Plus infantile, plus adolescent surtout, avec ce que cela peut avoir de bravache, furieux, fun et simpliste, c’est à un grand manège que nous convie avec conviction la française Coralie Fargeat, récompensée d’un improbable prix du scénario pour le très amusant mais anecdotique The Substance. Le film a beau lui aussi chercher à mêler fable et matérialité organique, il demeure propre et prisonnier de sa fable morale sur l’âgisme. S’il paraît démesuré en termes plastiques avec ses torrents de chair molle et de sang, il reste en fin de compte assez sage et conventionnel ; si bien qu’il amuse et flatte le spectateur (qui s’interroge sur ses propres limites) plutôt que de provoquer une réelle et durable stupeur. Tout ça demeure à l’état de cinéma-slime, visqueux mais surtout marrant et inoffensif.  Avec Emilia Perez, Jacques Audiard reçoit un mérité Prix Collégial d’Interprétation Féminine et un Prix du Jury. Si leurs films sont dans leurs genres respectifs (l’horreur et la comédie musicale) des réussites, ils demeurent un peu dérisoires au regard des grands films de cette Compétition. Animés de grandes interrogations, et malgré leurs indiscutables vertus de cinéma (surtout Audiard qui rayonne simplement par la richesse et la diversité de ses inventions, notamment en termes de comédie musicale), le dialogue avec les films se tarit vite, leur éclat de Carrousel géant se ternit sitôt les lumières rallumées.  
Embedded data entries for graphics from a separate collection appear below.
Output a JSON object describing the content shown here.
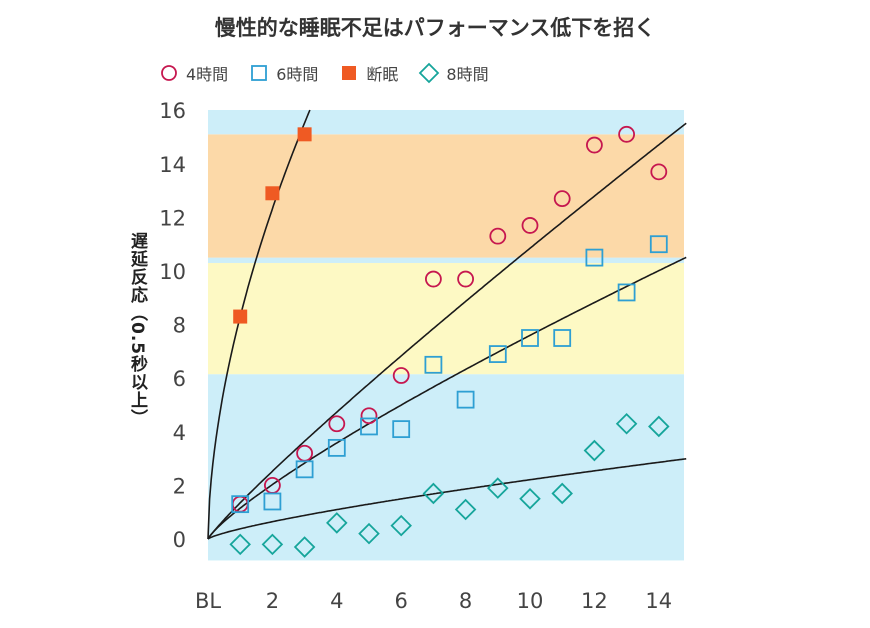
{
  "chart_data": {
    "type": "scatter",
    "title": "慢性的な睡眠不足はパフォーマンス低下を招く",
    "xlabel": "",
    "ylabel": "遅延反応（0.5秒以上）",
    "xlim": [
      0,
      14.85
    ],
    "ylim": [
      -0.8,
      16.1
    ],
    "x_ticks": [
      {
        "value": 0,
        "label": "BL"
      },
      {
        "value": 2,
        "label": "2"
      },
      {
        "value": 4,
        "label": "4"
      },
      {
        "value": 6,
        "label": "6"
      },
      {
        "value": 8,
        "label": "8"
      },
      {
        "value": 10,
        "label": "10"
      },
      {
        "value": 12,
        "label": "12"
      },
      {
        "value": 14,
        "label": "14"
      }
    ],
    "y_ticks": [
      0,
      2,
      4,
      6,
      8,
      10,
      12,
      14,
      16
    ],
    "bands": [
      {
        "y0": -0.8,
        "y1": 6.15,
        "color": "#cdeef9"
      },
      {
        "y0": 6.15,
        "y1": 10.3,
        "color": "#fdf9c4"
      },
      {
        "y0": 10.3,
        "y1": 10.5,
        "color": "#cdeef9"
      },
      {
        "y0": 10.5,
        "y1": 15.1,
        "color": "#fcd9a8"
      },
      {
        "y0": 15.1,
        "y1": 16.1,
        "color": "#cdeef9"
      }
    ],
    "series": [
      {
        "name": "4時間",
        "marker": "circle-open",
        "color": "#c6174f",
        "x": [
          1,
          2,
          3,
          4,
          5,
          6,
          7,
          8,
          9,
          10,
          11,
          12,
          13,
          14
        ],
        "y": [
          1.3,
          2.0,
          3.2,
          4.3,
          4.6,
          6.1,
          9.7,
          9.7,
          11.3,
          11.7,
          12.7,
          14.7,
          15.1,
          13.7
        ],
        "fit": {
          "a": 1.35,
          "p": 0.905
        }
      },
      {
        "name": "6時間",
        "marker": "square-open",
        "color": "#2e9fd3",
        "x": [
          1,
          2,
          3,
          4,
          5,
          6,
          7,
          8,
          9,
          10,
          11,
          12,
          13,
          14
        ],
        "y": [
          1.3,
          1.4,
          2.6,
          3.4,
          4.2,
          4.1,
          6.5,
          5.2,
          6.9,
          7.5,
          7.5,
          10.5,
          9.2,
          11.0
        ],
        "fit": {
          "a": 1.15,
          "p": 0.82
        }
      },
      {
        "name": "断眠",
        "marker": "square-filled",
        "color": "#ef5a23",
        "x": [
          1,
          2,
          3
        ],
        "y": [
          8.3,
          12.9,
          15.1
        ],
        "fit": {
          "a": 8.3,
          "p": 0.57
        }
      },
      {
        "name": "8時間",
        "marker": "diamond-open",
        "color": "#16a59b",
        "x": [
          1,
          2,
          3,
          4,
          5,
          6,
          7,
          8,
          9,
          10,
          11,
          12,
          13,
          14
        ],
        "y": [
          -0.2,
          -0.2,
          -0.3,
          0.6,
          0.2,
          0.5,
          1.7,
          1.1,
          1.9,
          1.5,
          1.7,
          3.3,
          4.3,
          4.2
        ],
        "fit": {
          "a": 0.38,
          "p": 0.765
        }
      }
    ]
  }
}
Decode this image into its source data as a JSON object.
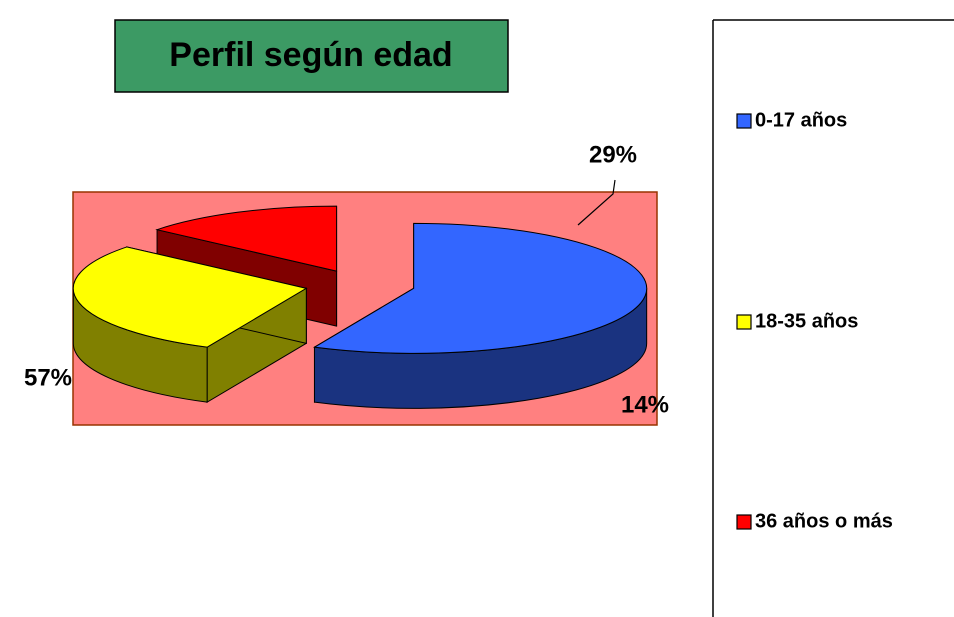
{
  "chart_data": {
    "type": "pie",
    "title": "Perfil según edad",
    "categories": [
      "0-17 años",
      "18-35 años",
      "36 años o más"
    ],
    "values": [
      57,
      29,
      14
    ],
    "value_labels": [
      "57%",
      "29%",
      "14%"
    ],
    "colors": [
      "#3366ff",
      "#ffff00",
      "#ff0000"
    ],
    "legend": "right"
  }
}
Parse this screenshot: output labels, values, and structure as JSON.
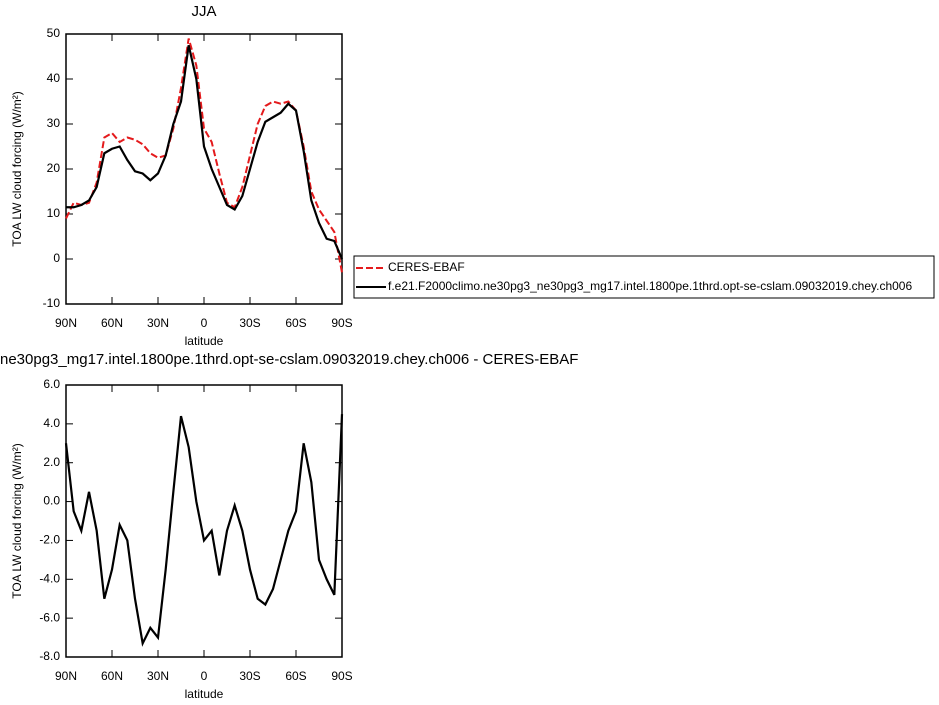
{
  "chart_data": [
    {
      "type": "line",
      "title": "JJA",
      "x_label": "latitude",
      "y_label": "TOA LW cloud forcing (W/m²)",
      "x": [
        90,
        85,
        80,
        75,
        70,
        65,
        60,
        55,
        50,
        45,
        40,
        35,
        30,
        25,
        20,
        15,
        10,
        5,
        0,
        -5,
        -10,
        -15,
        -20,
        -25,
        -30,
        -35,
        -40,
        -45,
        -50,
        -55,
        -60,
        -65,
        -70,
        -75,
        -80,
        -85,
        -90
      ],
      "series": [
        {
          "name": "CERES-EBAF",
          "color": "#e41a1c",
          "dash": true,
          "values": [
            9,
            12.5,
            12,
            12.5,
            17,
            27,
            28,
            26,
            27,
            26.5,
            25.5,
            23.5,
            22.5,
            23,
            29,
            38,
            49,
            43,
            29,
            26,
            19,
            12.5,
            11.5,
            16,
            23,
            30,
            34,
            35,
            34.5,
            35,
            33,
            25,
            15,
            11,
            8.5,
            6,
            -3
          ]
        },
        {
          "name": "f.e21.F2000climo.ne30pg3_ne30pg3_mg17.intel.1800pe.1thrd.opt-se-cslam.09032019.chey.ch006",
          "color": "#000000",
          "dash": false,
          "values": [
            11.5,
            11.5,
            12,
            13,
            16,
            23.5,
            24.5,
            25,
            22,
            19.5,
            19,
            17.5,
            19,
            23,
            30,
            35,
            47.5,
            40,
            25,
            20,
            16,
            12,
            11,
            14,
            20,
            26,
            30.5,
            31.5,
            32.5,
            34.5,
            33,
            24,
            13,
            8,
            4.5,
            4,
            0
          ]
        }
      ],
      "xlim": [
        90,
        -90
      ],
      "xticks": [
        {
          "value": 90,
          "label": "90N"
        },
        {
          "value": 60,
          "label": "60N"
        },
        {
          "value": 30,
          "label": "30N"
        },
        0,
        {
          "value": -30,
          "label": "30S"
        },
        {
          "value": -60,
          "label": "60S"
        },
        {
          "value": -90,
          "label": "90S"
        }
      ],
      "ylim": [
        -10,
        50
      ],
      "yticks": [
        -10,
        0,
        10,
        20,
        30,
        40,
        50
      ],
      "legend": "right"
    },
    {
      "type": "line",
      "title": "ne30pg3_mg17.intel.1800pe.1thrd.opt-se-cslam.09032019.chey.ch006 - CERES-EBAF",
      "x_label": "latitude",
      "y_label": "TOA LW cloud forcing (W/m²)",
      "x": [
        90,
        85,
        80,
        75,
        70,
        65,
        60,
        55,
        50,
        45,
        40,
        35,
        30,
        25,
        20,
        15,
        10,
        5,
        0,
        -5,
        -10,
        -15,
        -20,
        -25,
        -30,
        -35,
        -40,
        -45,
        -50,
        -55,
        -60,
        -65,
        -70,
        -75,
        -80,
        -85,
        -90
      ],
      "series": [
        {
          "color": "#000000",
          "dash": false,
          "values": [
            3.0,
            -0.5,
            -1.5,
            0.5,
            -1.5,
            -5.0,
            -3.5,
            -1.2,
            -2.0,
            -5.0,
            -7.3,
            -6.5,
            -7.0,
            -3.5,
            0.5,
            4.4,
            2.8,
            0.0,
            -2.0,
            -1.5,
            -3.8,
            -1.5,
            -0.2,
            -1.5,
            -3.5,
            -5.0,
            -5.3,
            -4.5,
            -3.0,
            -1.5,
            -0.5,
            3.0,
            1.0,
            -3.0,
            -4.0,
            -4.8,
            4.5
          ]
        }
      ],
      "xlim": [
        90,
        -90
      ],
      "xticks": [
        {
          "value": 90,
          "label": "90N"
        },
        {
          "value": 60,
          "label": "60N"
        },
        {
          "value": 30,
          "label": "30N"
        },
        0,
        {
          "value": -30,
          "label": "30S"
        },
        {
          "value": -60,
          "label": "60S"
        },
        {
          "value": -90,
          "label": "90S"
        }
      ],
      "ylim": [
        -8,
        6
      ],
      "yticks": [
        {
          "value": -8,
          "label": "-8.0"
        },
        {
          "value": -6,
          "label": "-6.0"
        },
        {
          "value": -4,
          "label": "-4.0"
        },
        {
          "value": -2,
          "label": "-2.0"
        },
        {
          "value": 0,
          "label": "0.0"
        },
        {
          "value": 2,
          "label": "2.0"
        },
        {
          "value": 4,
          "label": "4.0"
        },
        {
          "value": 6,
          "label": "6.0"
        }
      ]
    }
  ]
}
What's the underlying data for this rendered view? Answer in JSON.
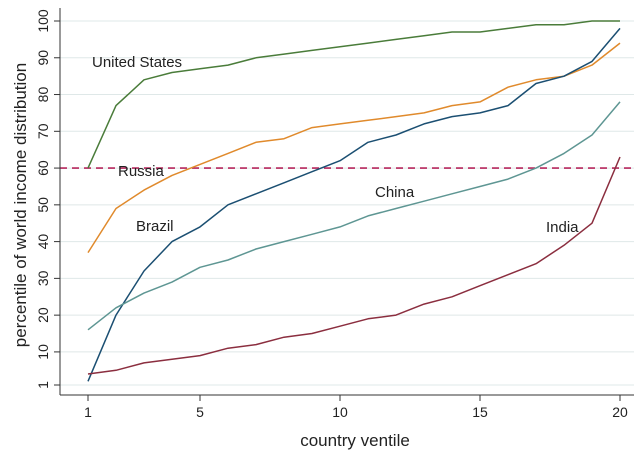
{
  "chart_data": {
    "type": "line",
    "xlabel": "country ventile",
    "ylabel": "percentile of world income distribution",
    "xlim": [
      1,
      20
    ],
    "ylim": [
      1,
      100
    ],
    "x_ticks": [
      "1",
      "5",
      "10",
      "15",
      "20"
    ],
    "y_ticks": [
      "1",
      "10",
      "20",
      "30",
      "40",
      "50",
      "60",
      "70",
      "80",
      "90",
      "100"
    ],
    "grid": true,
    "x": [
      1,
      2,
      3,
      4,
      5,
      6,
      7,
      8,
      9,
      10,
      11,
      12,
      13,
      14,
      15,
      16,
      17,
      18,
      19,
      20
    ],
    "series": [
      {
        "name": "United States",
        "color": "#4a7c3a",
        "values": [
          60,
          77,
          84,
          86,
          87,
          88,
          90,
          91,
          92,
          93,
          94,
          95,
          96,
          97,
          97,
          98,
          99,
          99,
          100,
          100
        ]
      },
      {
        "name": "",
        "color": "#e08a2c",
        "values": [
          37,
          49,
          54,
          58,
          61,
          64,
          67,
          68,
          71,
          72,
          73,
          74,
          75,
          77,
          78,
          82,
          84,
          85,
          88,
          94
        ]
      },
      {
        "name": "Brazil",
        "color": "#1b4f72",
        "values": [
          2,
          20,
          32,
          40,
          44,
          50,
          53,
          56,
          59,
          62,
          67,
          69,
          72,
          74,
          75,
          77,
          83,
          85,
          89,
          98
        ]
      },
      {
        "name": "China",
        "color": "#5e9693",
        "values": [
          16,
          22,
          26,
          29,
          33,
          35,
          38,
          40,
          42,
          44,
          47,
          49,
          51,
          53,
          55,
          57,
          60,
          64,
          69,
          78
        ]
      },
      {
        "name": "India",
        "color": "#8b2e3f",
        "values": [
          4,
          5,
          7,
          8,
          9,
          11,
          12,
          14,
          15,
          17,
          19,
          20,
          23,
          25,
          28,
          31,
          34,
          39,
          45,
          63
        ]
      }
    ],
    "reference_lines": [
      {
        "name": "Russia",
        "y": 60,
        "color": "#b5275c",
        "style": "dashed"
      }
    ]
  }
}
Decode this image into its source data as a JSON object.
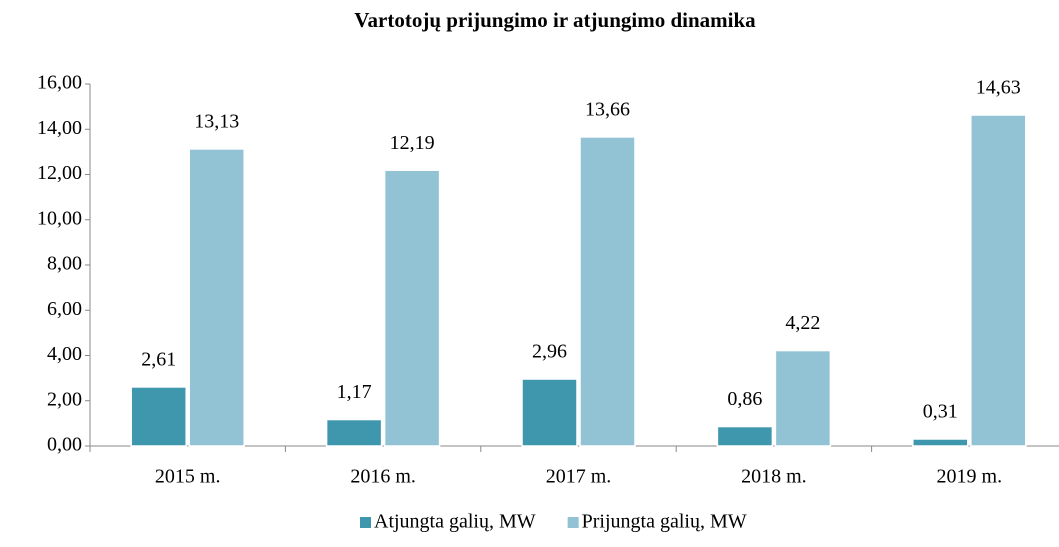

Rejaillissent par flashs leurs éclats de lumières à pétales d’or, leurs protubérances de sang solaire, quelques échos de chansons pop mais rien d’autre… Quelques jours après leurs projections, ces films déjà implosaient sur eux-mêmes en bribes d’images floues, s’effaçaient de leur corporéité et dans leur totalité comme certaines séries avant d’être presque totalement balayés par le figuier sauvage de Rasoulof qui a pris racine en chacun de nous. Comme seuls les grands films, il n’en finira dorénavant plus jamais de pousser.